ATTENTION ! Suite au second confinement décidé par le gouvernement à compter du 31 octobre, l’édition 2020 de TEDx-Saclay a été reportée en juin 2021. Nous ne manquerons pas de vous informer au travers d’un nouvel entretien.

- Pouvez-vous, pour commencer, par rappeler l’enjeu de la finale de l’appel à idées, organisée le 2 juillet dernier ?

Christian Van Gysel : Il s’agissait de sélectionner cinq des douze candidats dans chacune des catégories que nous avons créées au fil du temps – pour mémoire : « doctorant-chercheur », « étudiant », « entrepreneur », « passionné », enfin, « artiste ». L’appel à idées a été instauré à l’occasion de la 2e édition. Il s’organisait alors autour d’un vote public et d’un vote jury, sans distinction de catégories. Celles-ci ont été introduites à partir de 2017. La catégorie « passionné » nous est venue à l’idée en constatant que des candidats n’entraient dans aucune des trois premières (doctorant-chercheur, étudiant et entrepreneur). Celle d’artiste a été introduite en 2019.
Rappelons encore que les cinq personnes interviennent au même titre que les autres intervenants, parmi lesquels on compte cette année rien moins qu’un prix Nobel (Gérard Mourou), une médaille Fields (Cédric Villani), la présidente de l’Université de Paris-Saclay (Sylvie Retailleau), un célèbre chef cuisinier (Thierry Marx)…

- Reconnaissons qu’il y a une certaine audace à réunir ainsi, dans un même panel, des « anonymes » et des personnalités de renom international…

Assya Van Gysel : TEDx Saclay, c’est précisément cela, un désir de diversité et d’inclusion. D’ailleurs, cette année nous avons pris le parti d’annoncer l’ensemble des speakers de l’édition 2020, sans distinction entre les « personnalités » et les autres. Ce souci de diversité et d’inclusion se retrouve dans la composition même de l’équipe d’organisation, qui compte aussi bien des étudiants que des employés, des retraités, des entrepreneurs…

Christian Van Gysel : Ce désir a depuis toujours dicté la composition de la liste d’intervenants, mais cette année, force est de constater que le spectre de profils et de parcours n’a jamais été aussi large.

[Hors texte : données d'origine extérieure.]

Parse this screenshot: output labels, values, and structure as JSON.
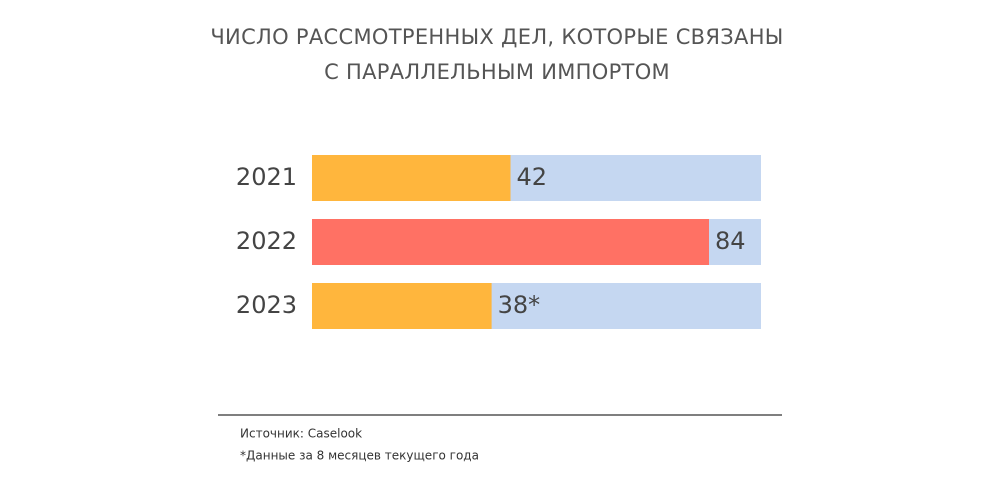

Assya Van Gysel : J’ajoute que, cette année, nous sommes enfin parvenus à la parité et même plus, si je puis dire, puisque on compte sept femmes pour cinq hommes…

- Dans quelle mesure cette diversité, volontaire, ne reflète-t-elle pas aussi la richesse humaine de l’écosystème ?

Christian Van Gysel : Indéniablement, la diversité de notre panel lui doit beaucoup. Je ne connais pas beaucoup d’autres écosystèmes, qui, comme lui, permettraient de réunir tout à la fois un prix Nobel, une médaille Fields, la présidente d’une grande université, etc.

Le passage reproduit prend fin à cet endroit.